You firewall is asking when a new program wants to access the Internet.
This is not a false positive, it’s just telling you it’s a new program and it’s not been approved.
That said, if you have no idea what you’re doing, of course you’ll click yes mechanically. But those are not products that are supposed to work for people who have no idea what they’re doing.
Neither is SiteAdvisor. People have to actively seek and analyze the data.
“Security for the dumb” is not near yet.
Re: False positives
“Security for the dumb” ???
Ok, so when a pop-up from my security suite tells me that Microsoft Internet Explorer (or FireFox Browser) wants to access the internet, I am the dumb one for telling it “yes”? You would think that the software should already know that if I am opening a program to access the internet, I want to…well… access the internet.
I think that as the article states, there are many false positives – and by calling the user “dumb” (as you state), you probably just need to run more software, as there are many software out there that actually treat the user as being dumb, due to the fact that the software doesn’t use much intelligence itself (the pot calling the kettle black).
Re: Re: False positives
I tend to stand somewhere between the 2 of you… I think that the software should be somewhat smarter about internet access, and that users should be more informed about the consequences of blindly clicking YES.
Clicking yes when you know you want to access the internet may be annoying, but if you get malware that’s sending a million spam emails and the charge over qwest is $5 each… you definitely want to be told about it…you might want to consider clicking NO (or at least reading the message), instead of being a “dumb” user.
As my old techer used to say… It’s impossible to make software idiot proof because idiots are so ingenious
Re: Re: False positives
I am the dumb one for telling it “yes”?
How is the software to know that YOU are the one who launched the program?
What do you expect if you don’t know how to set your security settings to ignore certain products?
I agree more with the comment you replied to – however, it is a little extreme to call computer illiterate people dumb – just because people aren’t in the industry doesn’t mean they aren’t intelligent. That’s an extreme and pretty ignorant perspective (but what do you expect from script-kiddie elite?)
I don’t even care who tries to get into my PC anymore or what website is trying tp screw me over…I bought a copy of Deep Freeze Standard from http://www.faronics.com for $25 last year. Deep Freeze does one simple thing; it doesn’t allow anything to be written to your hard drives…it “freezes” them.

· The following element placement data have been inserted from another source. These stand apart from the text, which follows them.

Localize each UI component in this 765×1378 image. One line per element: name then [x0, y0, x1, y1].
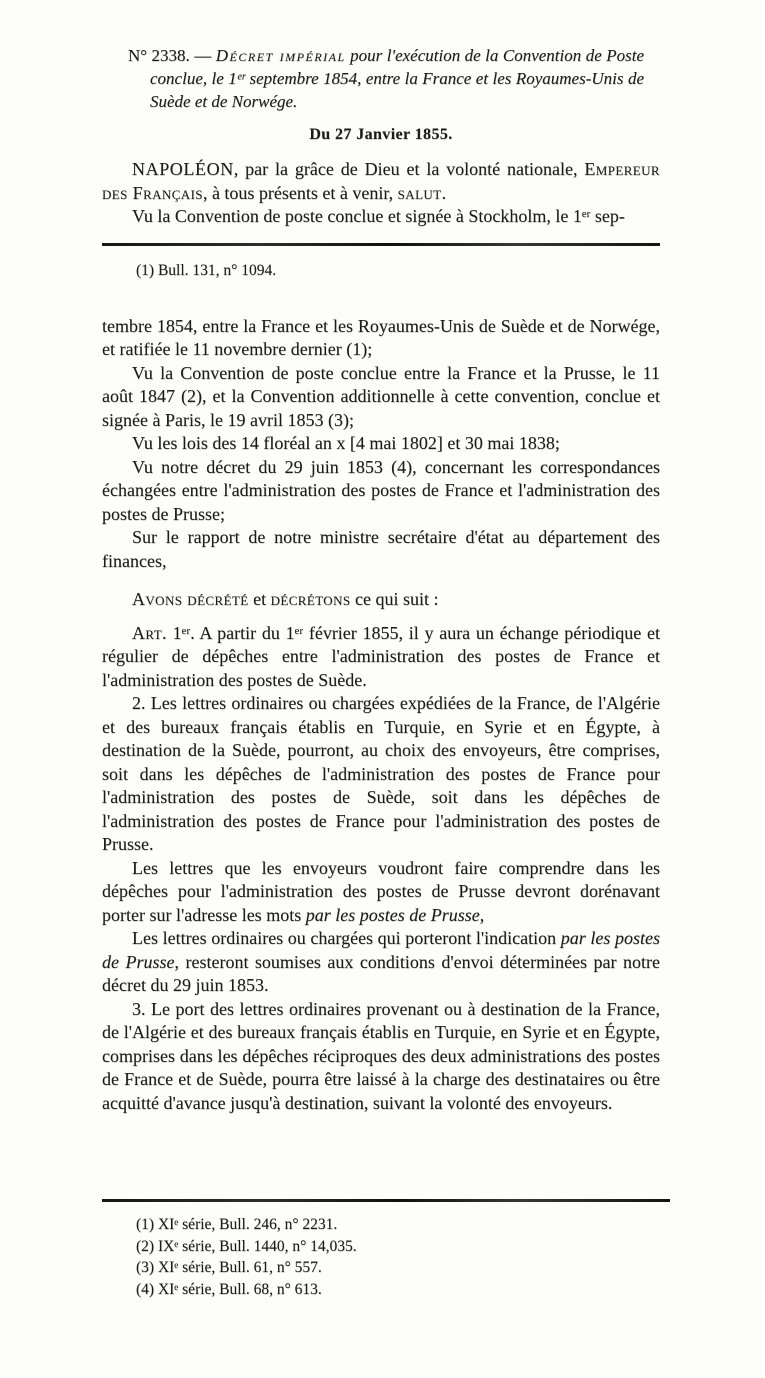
paragraph-article-2c — [102, 927, 660, 998]
article-2c-italic: par les postes de Prusse — [102, 928, 660, 972]
article-2b-italic: par les postes de Prusse — [305, 904, 480, 925]
footnote-4: (4) XIᵉ série, Bull. 68, n° 613. — [136, 1280, 322, 1298]
napoleon-text-3: . — [441, 182, 447, 203]
text-column — [102, 44, 660, 1115]
paragraph-article-1 — [102, 622, 660, 693]
paragraph-decree-formula — [102, 588, 660, 612]
decree-heading — [102, 44, 644, 113]
paragraph-rapport: Sur le rapport de notre ministre secrétaire d'état au département des finances, — [102, 527, 660, 571]
paragraph-napoleon — [102, 158, 660, 205]
article-2c-text-2: , resteront soumises aux conditions d'envoi déterminées par notre décret du 29 juin 1853. — [102, 951, 660, 995]
article-1-label: Art. — [132, 622, 167, 643]
avons-decrete: Avons décrété — [132, 589, 249, 609]
decree-body — [102, 315, 660, 1116]
paragraph-vu-lois: Vu les lois des 14 floréal an x [4 mai 1802] et 30 mai 1838; — [132, 433, 560, 453]
footnote-1: (1) XIᵉ série, Bull. 246, n° 2231. — [136, 1216, 338, 1233]
decree-date: Du 27 Janvier 1855. — [309, 126, 453, 143]
decree-suit: ce qui suit : — [350, 589, 439, 609]
paragraph-vu-prusse: Vu la Convention de poste conclue entre la France et la Prusse, le 11 août 1847 (2), et la Convention additionnelle à cette convention, conclue et signée à Paris, le 19 avril 1853 (3); — [102, 362, 660, 430]
footnote-2: (2) IXᵉ série, Bull. 1440, n° 14,035. — [136, 1237, 357, 1255]
separator-rule-bottom — [102, 1199, 670, 1202]
sovereign-name: NAPOLÉON — [132, 159, 234, 179]
decree-title-rest: pour l'exécution de la Convention de Poste conclue, le 1ᵉʳ septembre 1854, entre la France et les Royaumes-Unis de Suède et de Norwége. — [150, 46, 645, 111]
separator-rule-top — [102, 243, 660, 246]
article-2b-text-2: , — [479, 904, 485, 925]
paragraph-stockholm: Vu la Convention de poste conclue et signée à Stockholm, le 1ᵉʳ sep- — [132, 206, 625, 226]
decretons: décrétons — [270, 589, 351, 609]
footnote-block — [102, 1199, 670, 1300]
article-2b-text-1: Les lettres que les envoyeurs voudront faire comprendre dans les dépêches pour l'administration des postes de Prusse devront dorénavant porter sur l'adresse les mots — [102, 857, 660, 925]
paragraph-vu-decret: Vu notre décret du 29 juin 1853 (4), concernant les correspondances échangées entre l'administration des postes de France et l'administration des postes de Prusse; — [102, 456, 660, 524]
sovereign-title: Empereur des Français — [102, 159, 660, 203]
paragraph-continuation: tembre 1854, entre la France et les Royaumes-Unis de Suède et de Norwége, et ratifiée le 11 novembre dernier (1); — [102, 315, 660, 359]
decree-title: Décret impérial — [215, 46, 346, 65]
article-1-text: 1ᵉʳ. A partir du 1ᵉʳ février 1855, il y aura un échange périodique et régulier de dépêches entre l'administration des postes de France et l'administration des postes de Suède. — [102, 622, 660, 690]
paragraph-article-3: 3. Le port des lettres ordinaires provenant ou à destination de la France, de l'Algérie et des bureaux français établis en Turquie, en Syrie et en Égypte, comprises dans les dépêches réciproques des deux administrations des postes de France et de Suède, pourra être laissé à la charge des destinataires ou être acquitté d'avance jusqu'à destination, suivant la volonté des envoyeurs. — [102, 998, 660, 1113]
footnote-list — [102, 1214, 670, 1300]
salut-word: salut — [397, 182, 442, 203]
paragraph-article-2: 2. Les lettres ordinaires ou chargées expédiées de la France, de l'Algérie et des bureaux français établis en Turquie, en Syrie et en Égypte, à destination de la Suède, pourront, au choix des envoyeurs, être comprises, soit dans les dépêches de l'administration des postes de France pour l'administration des postes de Suède, soit dans les dépêches de l'administration des postes de France pour l'administration des postes de Prusse. — [102, 693, 660, 854]
article-2c-text-1: Les lettres ordinaires ou chargées qui porteront l'indication — [132, 928, 561, 948]
footnote-top: (1) Bull. 131, n° 1094. — [136, 261, 277, 279]
napoleon-text-1: , par la grâce de Dieu et la volonté nationale, — [233, 159, 585, 179]
napoleon-text-2: , à tous présents et à venir, — [202, 182, 398, 203]
decree-number: N° 2338. — — [128, 46, 216, 65]
footnote-3: (3) XIᵉ série, Bull. 61, n° 557. — [136, 1259, 322, 1276]
paragraph-article-2b — [102, 857, 660, 928]
decree-et: et — [248, 589, 271, 609]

Here’s what I did. I set my PC up so my C: drive only contains a clean, updated copy of the XP operating system and my programs and then “froze” the C: drive so nothing else could be written to it. I keep all my -data- on an “unfrozen” external 40 MB USB drive so I can write to it while using my PC.
If I need to update the PC or load a program I can just shut down Deep Freeze until I load my new program or update my PC. Then, whenever I want to surf the Web, I disconnect the USB drive so it won’t get infected with anything…and I *do* surf everywhere…virus web sites, rootkit sites, etc. If get infected with anything (even a rootkit), it’s gone once I reboot. It’s very cool to be able to surf anywhere I want and never having to worry about my PC or data getting trashed.
Note: If you try this, don’t reconnect the USB drive until you reboot!
Another advantage is that you don’t have to always be updating your PC to keep it protected. Just unfreeze it once a month (like on Black Tuesday) and do all your updates in one go. I am behind a NAT, so I can get my updates from MS in peace…
Another note: on my C: drive I have removed all personal information because if something loads on my PC while surfing, I don’t want my personal information compromised.
I know this might not be for everybody, but this solution works very well for me and I have never had my PC get infected using Deep Freeze.